Another point became very obvious during this shoot: Photographing at f/1.4 requires perfect focus technique. I needed to put my focus point right on my model’s eye; otherwise, I would have soft images. If she wasn’t facing the camera, I knew one eye would be slightly softer than the other. Shooting tight with an 85mm, my subject’s eyes were sharp, while her nose and ears were slightly blurred due to the extreme shallow depth of field.

Time to Prime?

Do you really need that f/1.4 prime lens for the best portrait? The answer is, “It depends.” Based on my testing, I found I really preferred the bokeh using my 35mm wide-angle prime at f/1.4 compared to f/5.6. Using my 85mm prime at f/1.4 vs. f/5.6, there was also bokeh difference; but with less background visible at 85mm with tight head shots, I’d probably be just fine using my trusty 70–200mm shooting at f/2.8. Yes, I like the bokeh better at f/1.4 using my 85mm, but investing in this prime lens if you already owned a 70–200mm f/2.8 might make you pause. On the other hand, if you like shooting environmental portraits, I really preferred the bokeh at f/1.4 using the 35mm prime, and purchasing this lens was an easier choice for me.

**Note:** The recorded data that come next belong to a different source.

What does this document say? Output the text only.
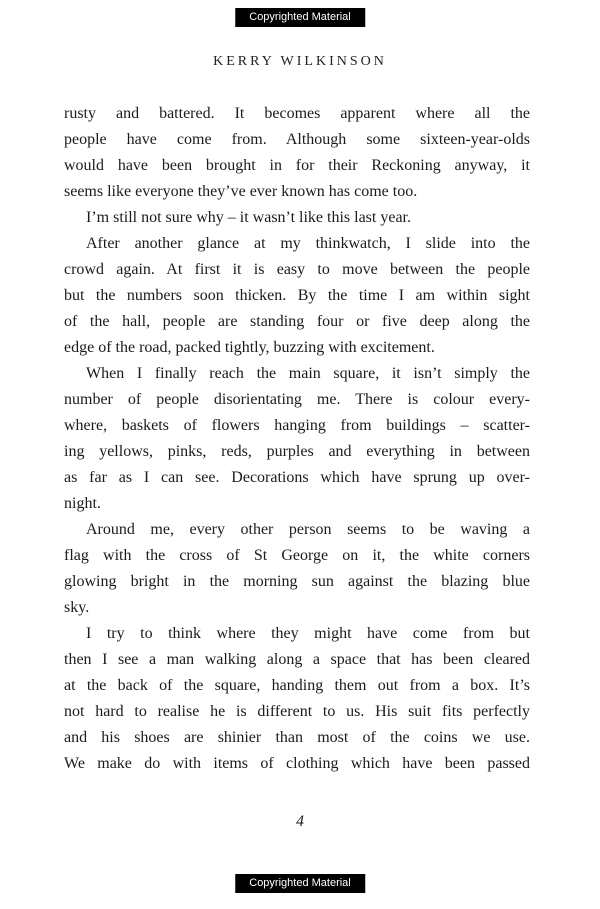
Copyrighted Material
KERRY WILKINSON
rusty and battered. It becomes apparent where all the
people have come from. Although some sixteen-year-olds
would have been brought in for their Reckoning anyway, it
seems like everyone they’ve ever known has come too.
I’m still not sure why – it wasn’t like this last year.
After another glance at my thinkwatch, I slide into the
crowd again. At first it is easy to move between the people
but the numbers soon thicken. By the time I am within sight
of the hall, people are standing four or five deep along the
edge of the road, packed tightly, buzzing with excitement.
When I finally reach the main square, it isn’t simply the
number of people disorientating me. There is colour every-
where, baskets of flowers hanging from buildings – scatter-
ing yellows, pinks, reds, purples and everything in between
as far as I can see. Decorations which have sprung up over-
night.
Around me, every other person seems to be waving a
flag with the cross of St George on it, the white corners
glowing bright in the morning sun against the blazing blue
sky.
I try to think where they might have come from but
then I see a man walking along a space that has been cleared
at the back of the square, handing them out from a box. It’s
not hard to realise he is different to us. His suit fits perfectly
and his shoes are shinier than most of the coins we use.
We make do with items of clothing which have been passed
4
Copyrighted Material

Another point worth mentioning is that f/1.8 primes are almost $1,000 cheaper than their f/1.4 counterparts. There’s only a 2/3-stop difference, which means there won’t be much difference in depth of field. But not all bokeh is equal, and individual lenses produce different qualities of bokeh.

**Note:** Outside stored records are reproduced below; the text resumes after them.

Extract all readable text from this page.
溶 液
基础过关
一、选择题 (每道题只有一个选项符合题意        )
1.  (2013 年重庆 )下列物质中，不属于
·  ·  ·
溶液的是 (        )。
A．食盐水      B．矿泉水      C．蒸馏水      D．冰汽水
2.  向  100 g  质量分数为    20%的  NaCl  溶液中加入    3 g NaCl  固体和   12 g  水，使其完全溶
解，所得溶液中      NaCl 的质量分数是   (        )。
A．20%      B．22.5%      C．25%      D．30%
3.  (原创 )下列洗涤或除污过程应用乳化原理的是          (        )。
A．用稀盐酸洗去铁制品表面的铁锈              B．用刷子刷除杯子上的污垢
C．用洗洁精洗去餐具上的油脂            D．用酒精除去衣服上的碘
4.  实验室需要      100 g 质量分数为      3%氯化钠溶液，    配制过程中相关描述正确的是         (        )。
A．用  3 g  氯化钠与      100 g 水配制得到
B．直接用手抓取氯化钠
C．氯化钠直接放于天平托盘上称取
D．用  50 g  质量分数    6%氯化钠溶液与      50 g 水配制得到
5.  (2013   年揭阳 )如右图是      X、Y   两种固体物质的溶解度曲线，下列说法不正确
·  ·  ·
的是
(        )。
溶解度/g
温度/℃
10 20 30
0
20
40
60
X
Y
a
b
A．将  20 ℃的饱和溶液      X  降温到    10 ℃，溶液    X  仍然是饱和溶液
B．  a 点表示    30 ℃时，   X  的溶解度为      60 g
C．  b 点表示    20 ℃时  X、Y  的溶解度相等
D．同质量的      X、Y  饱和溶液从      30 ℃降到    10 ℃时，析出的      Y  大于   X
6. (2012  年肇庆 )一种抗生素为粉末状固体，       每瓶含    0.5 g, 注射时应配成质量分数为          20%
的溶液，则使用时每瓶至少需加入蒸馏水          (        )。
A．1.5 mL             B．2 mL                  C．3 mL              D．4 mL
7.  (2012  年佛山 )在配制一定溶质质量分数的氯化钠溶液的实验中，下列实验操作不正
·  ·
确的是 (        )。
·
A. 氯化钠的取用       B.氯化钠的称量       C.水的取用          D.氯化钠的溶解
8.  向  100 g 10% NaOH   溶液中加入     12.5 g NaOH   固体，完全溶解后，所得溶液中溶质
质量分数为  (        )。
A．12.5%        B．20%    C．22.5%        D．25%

As photographers know, depth of field and bokeh are just one part of getting a great portrait. Cameras, lenses, and flash are tools that help bring our vision to reality. Subject, location, rapport, and emotion are also critical aspects of good portraiture. But now that I own a couple of prime lenses, I can’t blame my equipment for a bad shot. It’s up to me to create the evocative portrait of my subject.